In numerous interviews with senior military commanders over the past several years, Vanguard magazine has often posed the question: what does the future cyber warrior look like?
Militaries have been coming to terms with the cyber domain for some time now, securing their systems and seeking methods to exploit adversaries. But is the cyber solider different from the individual a military might normally recruit? Is he possibly more like Sheldon Cooper or any of his The Big Bang Theory cohort, exceptionally knowledgeable of the intricacies of the domain but more likely to ridicule his commanding officer for lacking a PhD than obediently following orders.
Not exactly the ideal recruit but perhaps precisely the type of individual cyber operations require.
Winn Schwartau, a leading authority on all things cyber, raised the issue at the opening of the 3rd annual Privacy, Access and Security Congress in Ottawa on Thursday morning. His focus was not the military, but rather the larger public and private sectors. He noted the recent calls by Homeland Security Secretary Janet Napolitano and a U.K. parliamentary committee for more cyber security professionals. Even the director of the National Security Agency, in a rare appearance at DEFCON, asked the hacking community to get more involved.

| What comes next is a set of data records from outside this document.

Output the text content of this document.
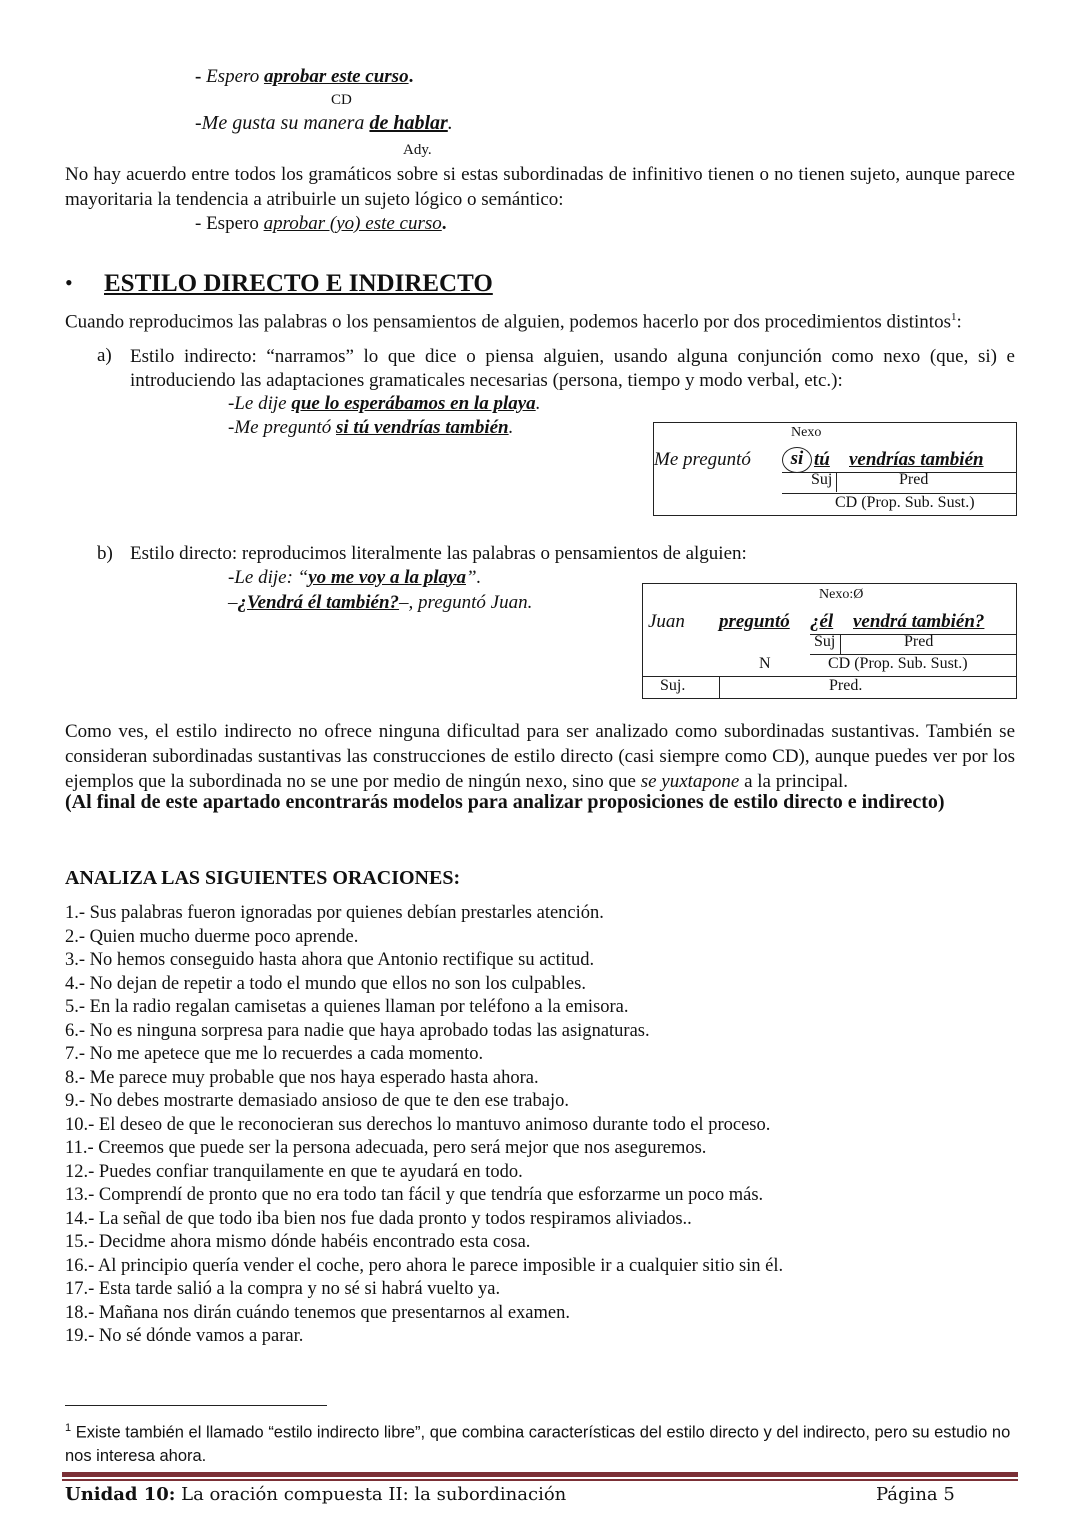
- Espero aprobar este curso.
CD
-Me gusta su manera de hablar.
Ady.
No hay acuerdo entre todos los gramáticos sobre si estas subordinadas de infinitivo tienen o no tienen sujeto, aunque parece mayoritaria la tendencia a atribuirle un sujeto lógico o semántico:
- Espero aprobar (yo) este curso.
• ESTILO DIRECTO E INDIRECTO
Cuando reproducimos las palabras o los pensamientos de alguien, podemos hacerlo por dos procedimientos distintos$^1$:
a) Estilo indirecto: “narramos” lo que dice o piensa alguien, usando alguna conjunción como nexo (que, si) e introduciendo las adaptaciones gramaticales necesarias (persona, tiempo y modo verbal, etc.):
-Le dije que lo esperábamos en la playa.
-Me preguntó si tú vendrías también.	Nexo
Me preguntó	si tú vendrías también
Suj	Pred
CD (Prop. Sub. Sust.)
b) Estilo directo: reproducimos literalmente las palabras o pensamientos de alguien:
-Le dije: “yo me voy a la playa”.
–¿Vendrá él también?–, preguntó Juan.	Nexo:Ø
Juan preguntó ¿él vendrá también?
Suj	Pred
N	CD (Prop. Sub. Sust.)
Suj.	Pred.
Como ves, el estilo indirecto no ofrece ninguna dificultad para ser analizado como subordinadas sustantivas. También se consideran subordinadas sustantivas las construcciones de estilo directo (casi siempre como CD), aunque puedes ver por los ejemplos que la subordinada no se une por medio de ningún nexo, sino que se yuxtapone a la principal.
(Al final de este apartado encontrarás modelos para analizar proposiciones de estilo directo e indirecto)
ANALIZA LAS SIGUIENTES ORACIONES:
1.- Sus palabras fueron ignoradas por quienes debían prestarles atención.
2.- Quien mucho duerme poco aprende.
3.- No hemos conseguido hasta ahora que Antonio rectifique su actitud.
4.- No dejan de repetir a todo el mundo que ellos no son los culpables.
5.- En la radio regalan camisetas a quienes llaman por teléfono a la emisora.
6.- No es ninguna sorpresa para nadie que haya aprobado todas las asignaturas.
7.- No me apetece que me lo recuerdes a cada momento.
8.- Me parece muy probable que nos haya esperado hasta ahora.
9.- No debes mostrarte demasiado ansioso de que te den ese trabajo.
10.- El deseo de que le reconocieran sus derechos lo mantuvo animoso durante todo el proceso.
11.- Creemos que puede ser la persona adecuada, pero será mejor que nos aseguremos.
12.- Puedes confiar tranquilamente en que te ayudará en todo.
13.- Comprendí de pronto que no era todo tan fácil y que tendría que esforzarme un poco más.
14.- La señal de que todo iba bien nos fue dada pronto y todos respiramos aliviados..
15.- Decidme ahora mismo dónde habéis encontrado esta cosa.
16.- Al principio quería vender el coche, pero ahora le parece imposible ir a cualquier sitio sin él.
17.- Esta tarde salió a la compra y no sé si habrá vuelto ya.
18.- Mañana nos dirán cuándo tenemos que presentarnos al examen.
19.- No sé dónde vamos a parar.
$^1$ Existe también el llamado “estilo indirecto libre”, que combina características del estilo directo y del indirecto, pero su estudio no nos interesa ahora.
Unidad 10: La oración compuesta II: la subordinación	Página 5
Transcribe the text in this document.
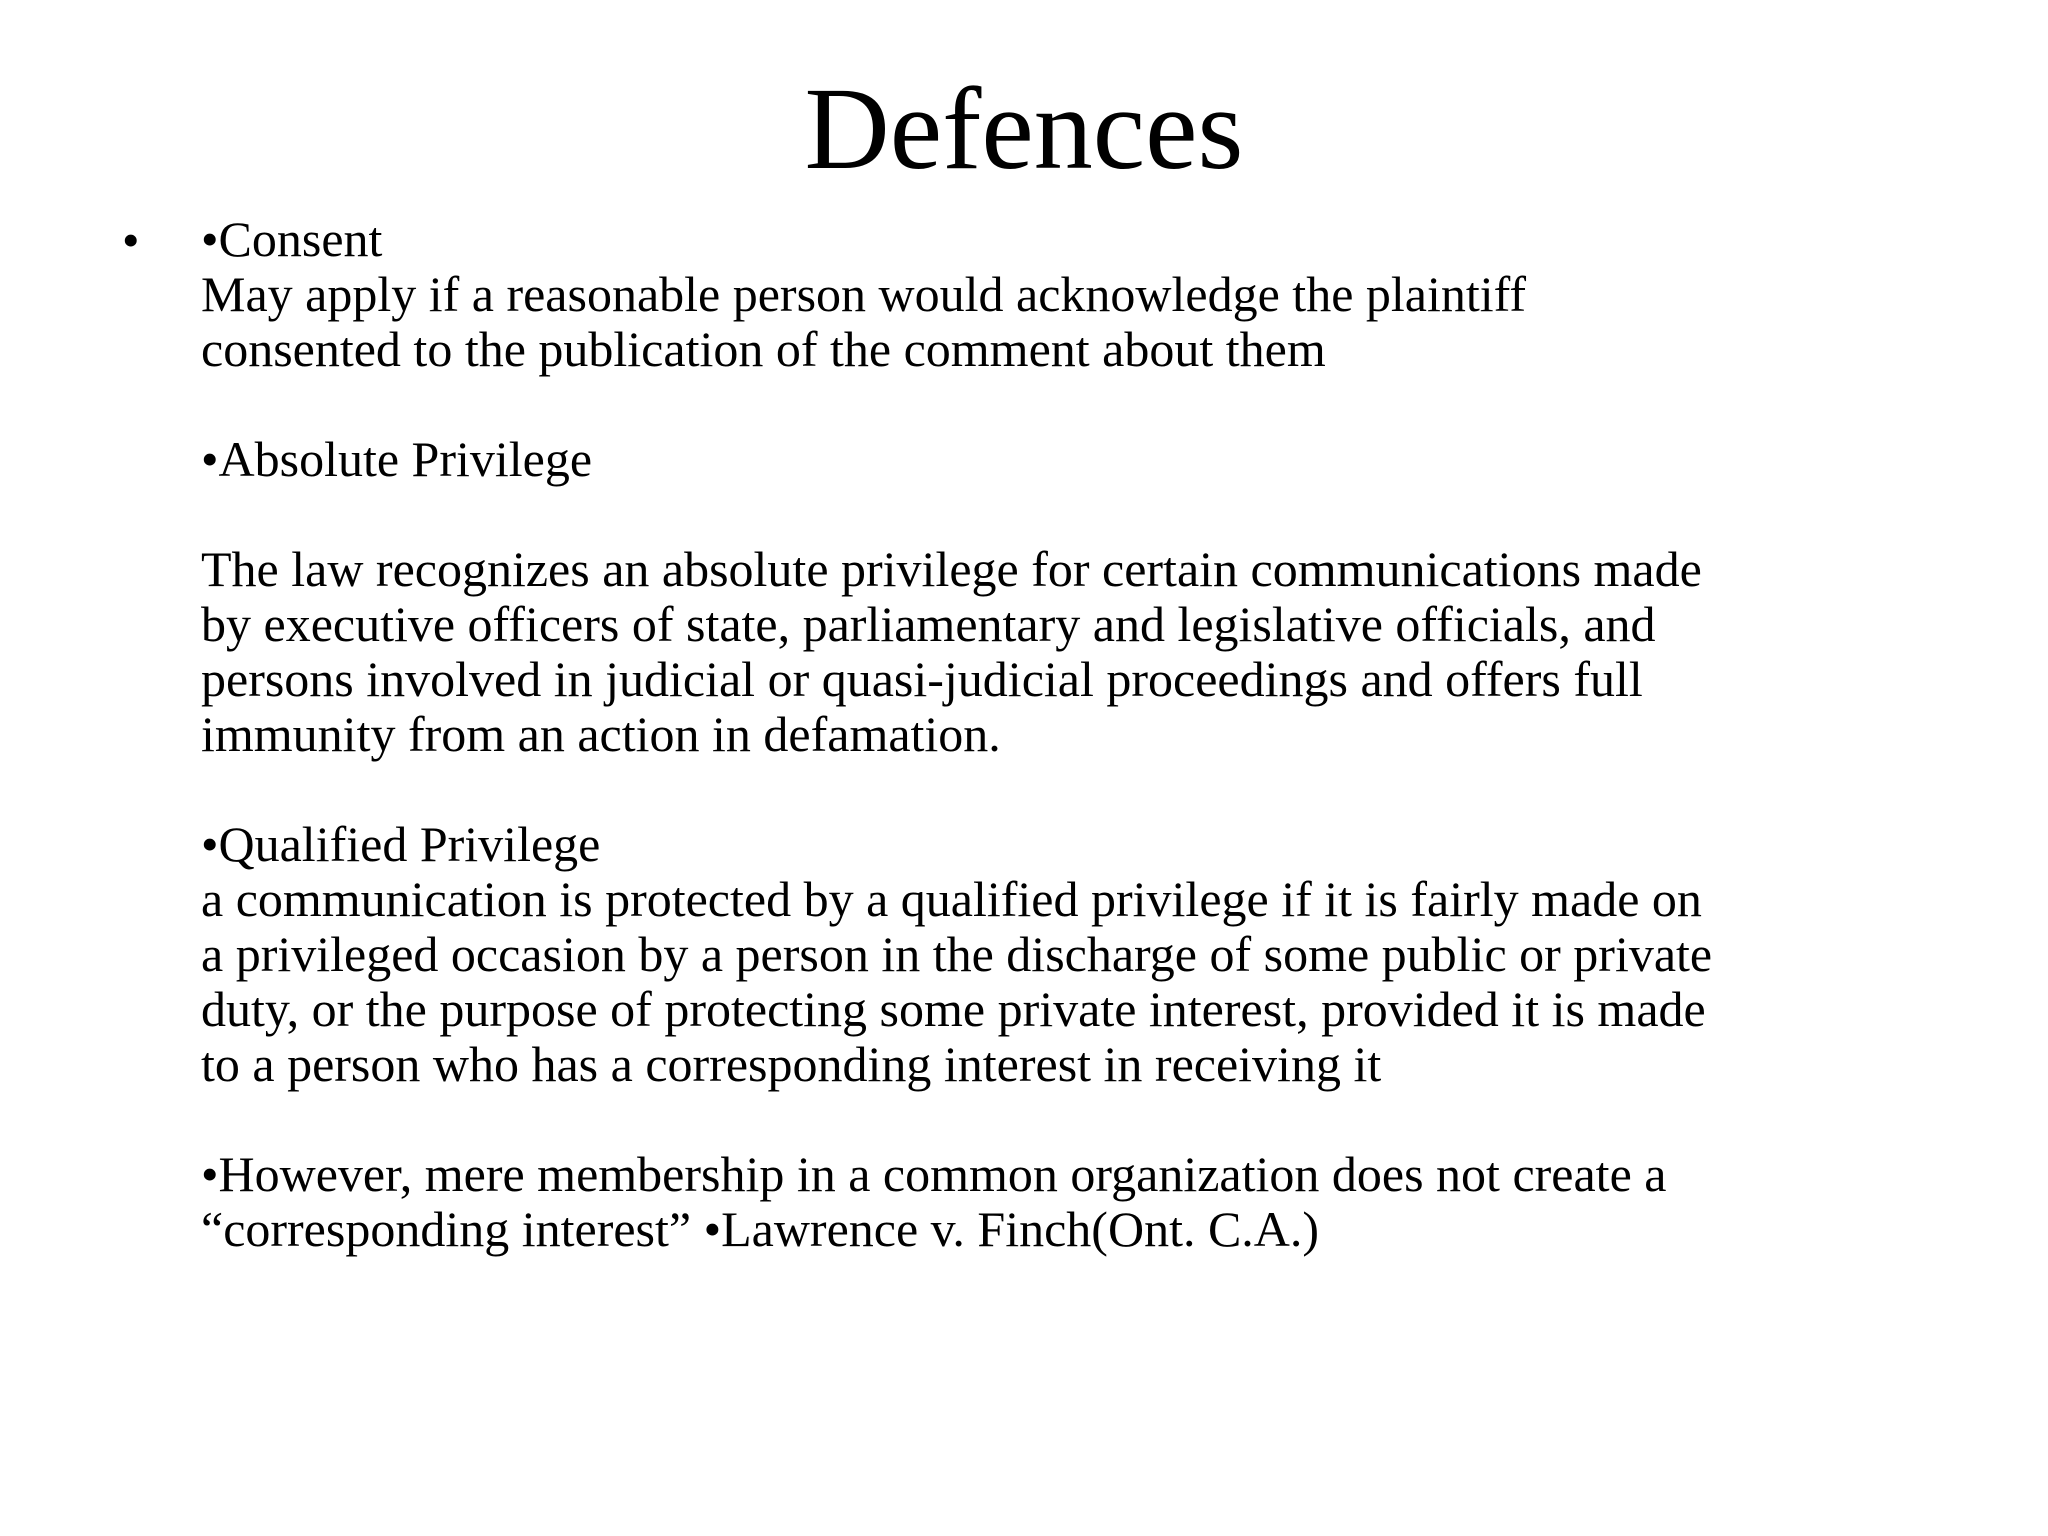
Defences
• •Consent
May apply if a reasonable person would acknowledge the plaintiff
consented to the publication of the comment about them
•Absolute Privilege
The law recognizes an absolute privilege for certain communications made
by executive officers of state, parliamentary and legislative officials, and
persons involved in judicial or quasi-judicial proceedings and offers full
immunity from an action in defamation.
•Qualified Privilege
a communication is protected by a qualified privilege if it is fairly made on
a privileged occasion by a person in the discharge of some public or private
duty, or the purpose of protecting some private interest, provided it is made
to a person who has a corresponding interest in receiving it
•However, mere membership in a common organization does not create a
“corresponding interest” •Lawrence v. Finch(Ont. C.A.)
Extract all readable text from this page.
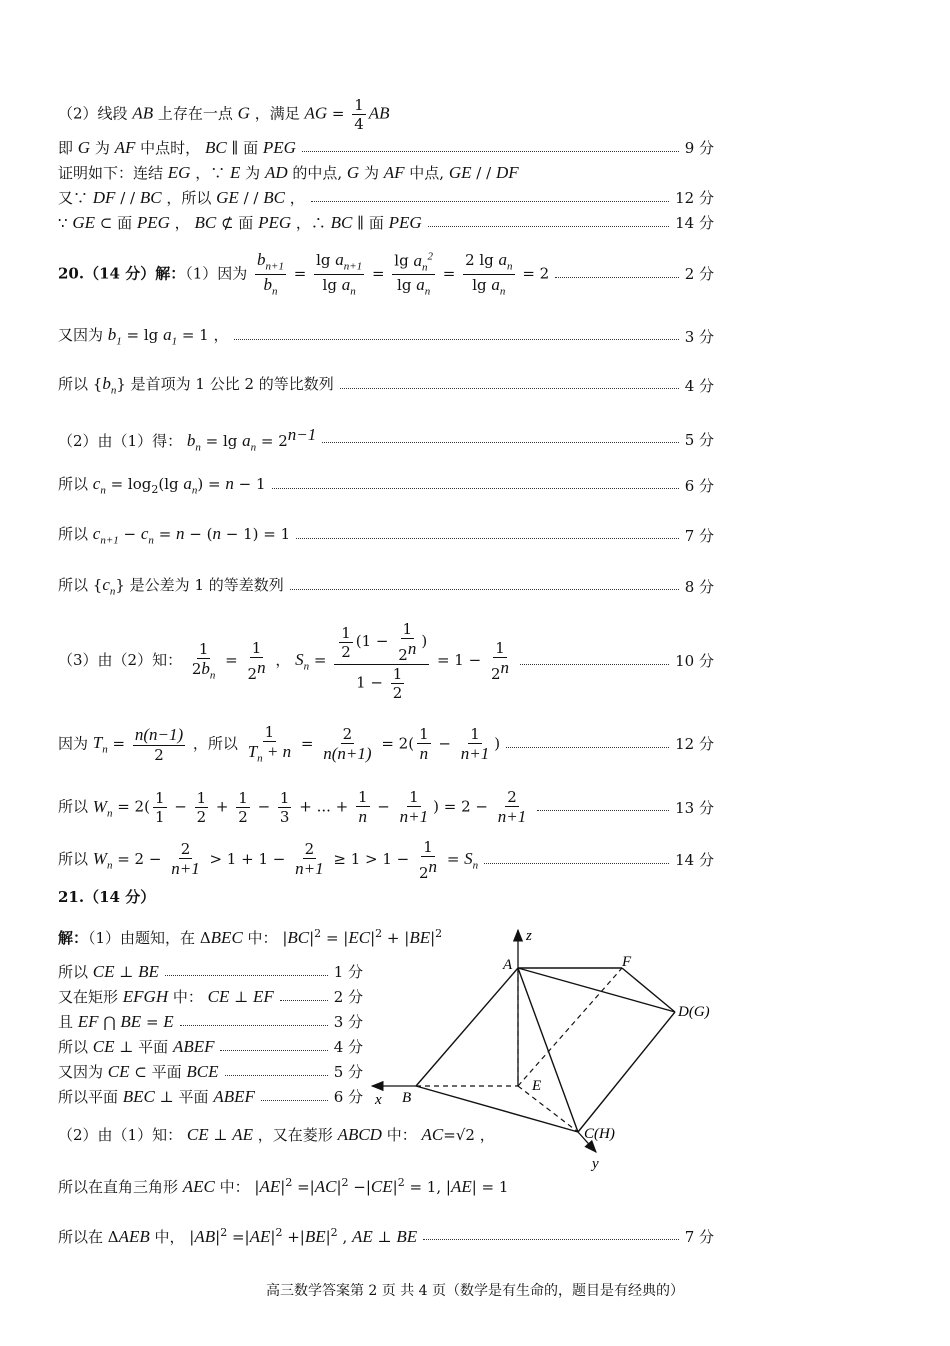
（2）线段 AB 上存在一点 G ，满足 AG = $\frac{1}{4}$ AB
即 G 为 AF 中点时， BC ∥ 面 PEG	9 分
证明如下：连结 EG ，∵ E 为 AD 的中点, G 为 AF 中点, GE / / DF
又∵ DF / / BC ，所以 GE / / BC ，	12 分
∵ GE ⊂ 面 PEG ， BC ⊄ 面 PEG ，∴ BC ∥ 面 PEG	14 分
20.（14 分）解：（1）因为 $\frac{b_{n+1}}{b_n} = \frac{\lg a_{n+1}}{\lg a_n} = \frac{\lg a_n^2}{\lg a_n} = \frac{2 \lg a_n}{\lg a_n} = 2$	2 分
又因为 $b_1 = \lg a_1 = 1$ ，	3 分
所以 $\{b_n\}$ 是首项为 1 公比 2 的等比数列	4 分
（2）由（1）得： $b_n = \lg a_n = 2^{n-1}$	5 分
所以 $c_n = \log_2(\lg$ $a_n) = n - 1$	6 分
所以 $c_{n+1} - c_n = n - (n - 1) = 1$	7 分
所以 $\{c_n\}$ 是公差为 1 的等差数列	8 分
（3）由（2）知： $\frac{1}{2b_n} = \frac{1}{2^n}$ ， $S_n = \frac{\frac{1}{2} (1 - \frac{1}{2^n} )}{1 - \frac{1}{2}} = 1 - \frac{1}{2^n}$	10 分
因为 $T_n = \frac{n(n-1)}{2}$ ，所以 $\frac{1}{T_n + n} = \frac{2}{n(n+1)} = 2( \frac{1}{n} - \frac{1}{n+1}$ )	12 分
所以 $W_n = 2( \frac{1}{1} - \frac{1}{2} + \frac{1}{2} - \frac{1}{3}$ + ... + $\frac{1}{n} - \frac{1}{n+1}$ ) = $2 - \frac{2}{n+1}$	13 分
所以 $W_n = 2 - \frac{2}{n+1} > 1 + 1 - \frac{2}{n+1} \ge 1 > 1 - \frac{1}{2^n} = S_n$	14 分
21.（14 分）
解：（1）由题知，在 ΔBEC 中： $|BC|^2 = |EC|^2 + |BE|^2$
所以 CE ⊥ BE	1 分
又在矩形 EFGH 中： CE ⊥ EF	2 分
且 EF ⋂ BE = E	3 分
所以 CE ⊥ 平面 ABEF	4 分
又因为 CE ⊂ 平面 BCE	5 分
所以平面 BEC ⊥ 平面 ABEF	6 分
（2）由（1）知： CE ⊥ AE ，又在菱形 ABCD 中： AC=√2 ，
所以在直角三角形 AEC 中： $|AE|^2 =|AC|^2 -|CE|^2 = 1$, |AE| = 1
所以在 ΔAEB 中， $|AB|^2 =|AE|^2 +|BE|^2$ , AE ⊥ BE	7 分
z
A	F
D(G)
B
E
C(H)
x
y
高三数学答案第 2 页 共 4 页（数学是有生命的，题目是有经典的）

Schwartau wondered, though, whether both sectors are ready to hire the types of individuals who might be best suited for this type of work. In short, do we have discriminatory hiring practices? he asked.
Because there is currently a difference between the needed skill sets and the ability of many organizations to successfully integrate those into their culture. With so much emphasis placed on degrees and professional certification, is your office ready for someone like Lisbeth Salander?
“Skills should come first,” he said, and the formal education second. “We need to stop finding reasons not to hire.”
That also means being more accepting of failure. In a domain that requires a willingness to experiment to problem-solve, teaching and embracing failure are critical.
So, what does the cyber warrior look like? In an interview in 2009, Lieutenant-Colonel David Gosselin, then the commandant of the Canadian Forces School of Communications and Electronics, summed up a warrior as: “someone who understands the intricacies of their weapon system in service to others. This means that a warrior understands the capabilities and vulnerabilities of their weapon system, and is capable of executing a plan that ensures that they prevail and overcome any threat or limitation of the weapon system in service to society.” (You can read the article at http://www.vanguardcanada.com/NetOpsWarriorThatcher)
The Congress continues today at the Westin Ottawa.